Wednesday, May 7, 2008

Paul Wilmott on the Black Scholes option pricing model.

Paul Wilmott had an interesting post last week about his tryst with the Black Scholes option pricing model. On how his opinion of the model has changed with time and experience.

I had gone from a naïve belief in Black-Scholes with all its simplifying assumptions at the start of my quant career, via some very sophisticated modelling, full circle back to basic Black-Scholes. But by making that journey I learned a lot about the robustness of Black-Scholes, when it works and when it doesn’t, and have learned to appreciate the model despite its flaws. This is a journey that to me seems, in retrospect, an obvious one to take. However, most people I know working as quants rarely get even half way along. (As discussed elsewhere, I believe this to be because most people rather like being blinded by science.) "

"My research now continues to be aimed at questioning commonly held beliefs, about the nature of ‘value,’ about how to use stochastic calculus to make money rather than in a no-arbitrage world, about the validity of calibration (it’s not valid!), and how people price risk (inconsistently is how!). All the time I strive to keep things understandable and meaningful, in the maths sweet spot that I’ve mentioned before. "

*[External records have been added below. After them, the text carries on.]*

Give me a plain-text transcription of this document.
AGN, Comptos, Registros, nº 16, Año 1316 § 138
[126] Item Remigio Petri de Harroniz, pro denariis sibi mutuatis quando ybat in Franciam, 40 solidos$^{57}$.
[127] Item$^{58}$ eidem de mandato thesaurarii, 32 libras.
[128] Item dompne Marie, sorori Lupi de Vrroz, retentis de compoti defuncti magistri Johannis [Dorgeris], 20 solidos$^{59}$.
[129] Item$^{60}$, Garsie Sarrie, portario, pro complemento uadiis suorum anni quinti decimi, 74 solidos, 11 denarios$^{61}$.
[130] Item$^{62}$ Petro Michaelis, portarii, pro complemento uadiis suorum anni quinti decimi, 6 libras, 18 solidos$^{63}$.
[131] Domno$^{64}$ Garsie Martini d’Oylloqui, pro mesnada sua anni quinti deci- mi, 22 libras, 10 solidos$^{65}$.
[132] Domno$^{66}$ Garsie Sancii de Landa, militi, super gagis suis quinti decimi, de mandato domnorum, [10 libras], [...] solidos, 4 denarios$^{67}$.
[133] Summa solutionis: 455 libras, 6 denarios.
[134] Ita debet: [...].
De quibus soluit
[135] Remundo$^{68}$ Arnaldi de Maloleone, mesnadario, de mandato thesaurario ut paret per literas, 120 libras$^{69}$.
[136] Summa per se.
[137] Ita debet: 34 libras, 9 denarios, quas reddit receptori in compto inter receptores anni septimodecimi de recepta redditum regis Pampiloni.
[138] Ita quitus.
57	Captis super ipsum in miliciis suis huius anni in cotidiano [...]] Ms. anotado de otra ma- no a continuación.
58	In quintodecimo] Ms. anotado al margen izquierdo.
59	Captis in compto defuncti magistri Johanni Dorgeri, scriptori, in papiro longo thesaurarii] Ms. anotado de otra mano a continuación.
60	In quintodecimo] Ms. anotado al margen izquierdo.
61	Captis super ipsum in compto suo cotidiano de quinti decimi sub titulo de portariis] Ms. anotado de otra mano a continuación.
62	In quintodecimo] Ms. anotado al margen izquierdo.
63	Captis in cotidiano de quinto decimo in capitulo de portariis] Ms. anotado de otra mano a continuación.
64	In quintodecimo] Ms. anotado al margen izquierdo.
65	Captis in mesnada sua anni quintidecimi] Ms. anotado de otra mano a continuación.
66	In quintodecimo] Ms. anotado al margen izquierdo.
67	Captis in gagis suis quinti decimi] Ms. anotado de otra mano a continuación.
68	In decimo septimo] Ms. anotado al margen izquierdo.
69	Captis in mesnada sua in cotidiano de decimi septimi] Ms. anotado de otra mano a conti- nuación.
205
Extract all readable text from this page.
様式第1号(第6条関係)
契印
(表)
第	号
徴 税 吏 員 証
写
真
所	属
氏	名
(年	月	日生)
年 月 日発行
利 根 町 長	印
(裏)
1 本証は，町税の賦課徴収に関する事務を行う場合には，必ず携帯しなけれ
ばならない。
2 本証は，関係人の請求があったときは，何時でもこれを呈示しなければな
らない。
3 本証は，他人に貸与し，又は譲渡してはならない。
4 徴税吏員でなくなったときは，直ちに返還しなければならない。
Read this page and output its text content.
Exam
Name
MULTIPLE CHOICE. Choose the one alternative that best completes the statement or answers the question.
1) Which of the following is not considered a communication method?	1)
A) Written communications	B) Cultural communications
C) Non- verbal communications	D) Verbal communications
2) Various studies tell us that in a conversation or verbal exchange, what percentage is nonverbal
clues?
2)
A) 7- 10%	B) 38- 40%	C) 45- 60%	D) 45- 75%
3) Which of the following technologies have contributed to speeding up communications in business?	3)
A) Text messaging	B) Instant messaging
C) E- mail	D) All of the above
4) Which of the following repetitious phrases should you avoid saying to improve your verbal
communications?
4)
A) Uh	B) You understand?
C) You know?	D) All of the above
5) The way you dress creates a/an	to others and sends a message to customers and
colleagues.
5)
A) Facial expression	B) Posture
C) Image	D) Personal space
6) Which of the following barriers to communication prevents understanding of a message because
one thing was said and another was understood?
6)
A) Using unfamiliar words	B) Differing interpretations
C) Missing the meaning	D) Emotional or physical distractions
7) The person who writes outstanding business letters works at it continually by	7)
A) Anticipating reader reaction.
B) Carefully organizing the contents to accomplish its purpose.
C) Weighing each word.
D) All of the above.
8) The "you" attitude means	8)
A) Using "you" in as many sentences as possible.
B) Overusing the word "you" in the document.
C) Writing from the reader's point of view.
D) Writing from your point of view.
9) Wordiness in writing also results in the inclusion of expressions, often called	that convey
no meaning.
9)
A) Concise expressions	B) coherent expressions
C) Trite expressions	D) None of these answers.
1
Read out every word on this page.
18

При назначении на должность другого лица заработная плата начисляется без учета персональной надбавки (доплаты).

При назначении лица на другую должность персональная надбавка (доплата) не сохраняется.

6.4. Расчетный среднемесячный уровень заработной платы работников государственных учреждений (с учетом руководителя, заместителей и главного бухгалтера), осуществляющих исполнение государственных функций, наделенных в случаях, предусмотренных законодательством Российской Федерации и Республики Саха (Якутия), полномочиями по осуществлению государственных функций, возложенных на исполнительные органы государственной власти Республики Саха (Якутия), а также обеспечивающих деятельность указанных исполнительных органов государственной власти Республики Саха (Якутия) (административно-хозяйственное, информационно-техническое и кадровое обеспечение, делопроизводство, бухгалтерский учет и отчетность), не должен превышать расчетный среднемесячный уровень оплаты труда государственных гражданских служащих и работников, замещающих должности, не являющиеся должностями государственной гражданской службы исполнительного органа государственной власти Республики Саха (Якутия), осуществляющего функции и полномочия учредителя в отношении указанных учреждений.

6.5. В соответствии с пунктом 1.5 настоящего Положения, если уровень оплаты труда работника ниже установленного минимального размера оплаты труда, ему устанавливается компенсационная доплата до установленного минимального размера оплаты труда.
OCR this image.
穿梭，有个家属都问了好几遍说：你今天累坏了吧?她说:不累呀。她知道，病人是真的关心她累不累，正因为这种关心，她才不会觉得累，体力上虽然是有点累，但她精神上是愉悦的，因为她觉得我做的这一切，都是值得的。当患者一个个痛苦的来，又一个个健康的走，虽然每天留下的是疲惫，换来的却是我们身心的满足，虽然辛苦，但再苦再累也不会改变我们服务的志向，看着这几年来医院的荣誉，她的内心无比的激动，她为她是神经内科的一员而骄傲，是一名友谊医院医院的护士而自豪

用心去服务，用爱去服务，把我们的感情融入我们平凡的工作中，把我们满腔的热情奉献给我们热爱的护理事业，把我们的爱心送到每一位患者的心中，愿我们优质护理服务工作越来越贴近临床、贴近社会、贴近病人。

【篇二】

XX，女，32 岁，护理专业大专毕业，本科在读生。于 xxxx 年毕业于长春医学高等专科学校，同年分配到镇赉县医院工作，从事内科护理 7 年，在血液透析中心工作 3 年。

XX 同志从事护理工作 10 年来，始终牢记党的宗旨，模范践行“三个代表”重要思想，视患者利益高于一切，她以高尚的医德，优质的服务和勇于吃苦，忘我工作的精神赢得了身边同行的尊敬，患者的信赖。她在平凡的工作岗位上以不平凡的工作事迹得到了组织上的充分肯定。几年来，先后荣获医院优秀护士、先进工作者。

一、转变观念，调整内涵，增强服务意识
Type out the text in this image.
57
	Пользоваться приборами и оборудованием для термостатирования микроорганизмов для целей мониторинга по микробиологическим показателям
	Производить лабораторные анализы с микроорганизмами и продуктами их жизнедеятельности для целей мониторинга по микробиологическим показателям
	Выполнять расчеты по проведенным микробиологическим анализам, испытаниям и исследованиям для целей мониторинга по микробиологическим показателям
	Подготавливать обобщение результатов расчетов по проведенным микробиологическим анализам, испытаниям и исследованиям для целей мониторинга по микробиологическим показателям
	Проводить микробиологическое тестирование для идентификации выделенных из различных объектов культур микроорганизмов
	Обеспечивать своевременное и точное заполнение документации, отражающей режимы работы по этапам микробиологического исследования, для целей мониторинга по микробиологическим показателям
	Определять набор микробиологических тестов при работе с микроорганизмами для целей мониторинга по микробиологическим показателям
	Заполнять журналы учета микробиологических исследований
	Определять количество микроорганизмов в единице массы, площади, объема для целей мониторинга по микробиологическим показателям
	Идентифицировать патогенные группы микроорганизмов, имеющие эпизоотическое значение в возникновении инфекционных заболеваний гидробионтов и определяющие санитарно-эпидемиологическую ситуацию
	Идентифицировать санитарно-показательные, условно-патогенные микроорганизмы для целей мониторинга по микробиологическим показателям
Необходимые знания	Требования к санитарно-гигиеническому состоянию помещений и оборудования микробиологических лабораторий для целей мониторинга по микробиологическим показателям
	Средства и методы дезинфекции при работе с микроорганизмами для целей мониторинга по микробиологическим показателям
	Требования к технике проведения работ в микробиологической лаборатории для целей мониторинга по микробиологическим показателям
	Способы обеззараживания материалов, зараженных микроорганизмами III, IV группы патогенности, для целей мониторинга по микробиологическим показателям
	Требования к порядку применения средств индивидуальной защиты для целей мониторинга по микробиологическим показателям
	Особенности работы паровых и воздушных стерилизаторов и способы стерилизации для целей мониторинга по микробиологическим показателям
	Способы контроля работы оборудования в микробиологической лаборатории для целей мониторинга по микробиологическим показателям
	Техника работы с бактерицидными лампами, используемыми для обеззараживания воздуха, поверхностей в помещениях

The many improvements on Black-Scholes are rarely improvements, the best that can be said for many of them is that they are just better at hiding their faults. Black Scholes also has its faults, but at least you can see them. It’s simply that more complexity is not the same as better, and the majority of models that people use in preference to Black-Scholes are not the great leaps forward that they claim, more often than not they are giant leaps backward.

Wilmott has posted some good stuff on this topic, and I suggest you check out his blog.